The Court determined that the only way for CargoLogicAir’s business to be freed from sanctions was for CargoLogicAir’s ownership to be re-structured or its business sold as a going concern. OFSI had already refused an application for this, i.e. whilst CargoLogicAir remained under the sanctioned individual’s control. However, the Court considered it likely that administrators would be able to obtain the relevant OFSI licences needed to run CargoLogicAir.

The Court decided that experienced insolvency practitioners could take control of CargoLogicAir and ensure an orderly wind down of the business, while respecting the sanctions and not making any distribution to the Company’s shareholders directly or otherwise.
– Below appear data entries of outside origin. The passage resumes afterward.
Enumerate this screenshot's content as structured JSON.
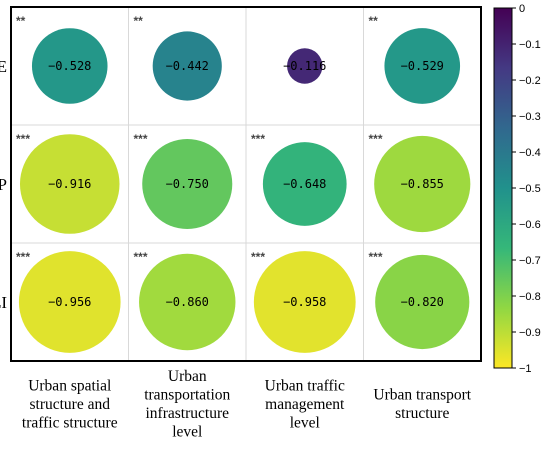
{
  "chart_data": {
    "type": "heatmap",
    "title": "",
    "rows": [
      "CE",
      "CEP",
      "CEI"
    ],
    "columns": [
      [
        "Urban spatial",
        "structure and",
        "traffic structure"
      ],
      [
        "Urban",
        "transportation",
        "infrastructure",
        "level"
      ],
      [
        "Urban traffic",
        "management",
        "level"
      ],
      [
        "Urban transport",
        "structure"
      ]
    ],
    "values": [
      [
        -0.528,
        -0.442,
        -0.116,
        -0.529
      ],
      [
        -0.916,
        -0.75,
        -0.648,
        -0.855
      ],
      [
        -0.956,
        -0.86,
        -0.958,
        -0.82
      ]
    ],
    "value_labels": [
      [
        "−0.528",
        "−0.442",
        "−0.116",
        "−0.529"
      ],
      [
        "−0.916",
        "−0.750",
        "−0.648",
        "−0.855"
      ],
      [
        "−0.956",
        "−0.860",
        "−0.958",
        "−0.820"
      ]
    ],
    "significance": [
      [
        "**",
        "**",
        "",
        "**"
      ],
      [
        "***",
        "***",
        "***",
        "***"
      ],
      [
        "***",
        "***",
        "***",
        "***"
      ]
    ],
    "marker": "circle sized by |value|",
    "colorbar": {
      "min": -1,
      "max": 0,
      "ticks": [
        0,
        -0.1,
        -0.2,
        -0.3,
        -0.4,
        -0.5,
        -0.6,
        -0.7,
        -0.8,
        -0.9,
        -1
      ],
      "tick_labels": [
        "0",
        "−0.1",
        "−0.2",
        "−0.3",
        "−0.4",
        "−0.5",
        "−0.6",
        "−0.7",
        "−0.8",
        "−0.9",
        "−1"
      ],
      "colormap": "viridis",
      "placement": "right"
    },
    "grid": true,
    "colors": {
      "stops": [
        "#fde725",
        "#90d743",
        "#35b779",
        "#21918c",
        "#31688e",
        "#443983",
        "#440154"
      ]
    }
  }
}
It was also held that it would be sensible for the administrators to make use of the Insolvency Services Account, given that commercial banks might refuse to provide banking services to CargoLogicAir and the sanctions were affecting CargoLogicAir’s operational bank account. 

Finally, the question remained as to whether the Court should seal the order immediately on the basis that OFSI was very likely to grant the licence to the administrators – e.g. CargoLogicAir had already received a Basic Needs Licence from OFSI. The Court took the view that the administrators needed immediate control and sealed its order accordingly. 


Given that a breach of the UK sanctions regime is a strict liability criminal offence, sanctions are clearly an issue that insolvency practitioners need to be aware of. If there is any doubt as to whether the sanctions regime might be engaged, and time is of the essence, the best option will generally be to apply to the Court for an order that confirms the legality of any steps that might otherwise amount to a breach.

As it is likely that businesses connected to the Russian government will remain sanctioned for the foreseeable future, we expect to see further sanctions-related decisions handed down in the months ahead.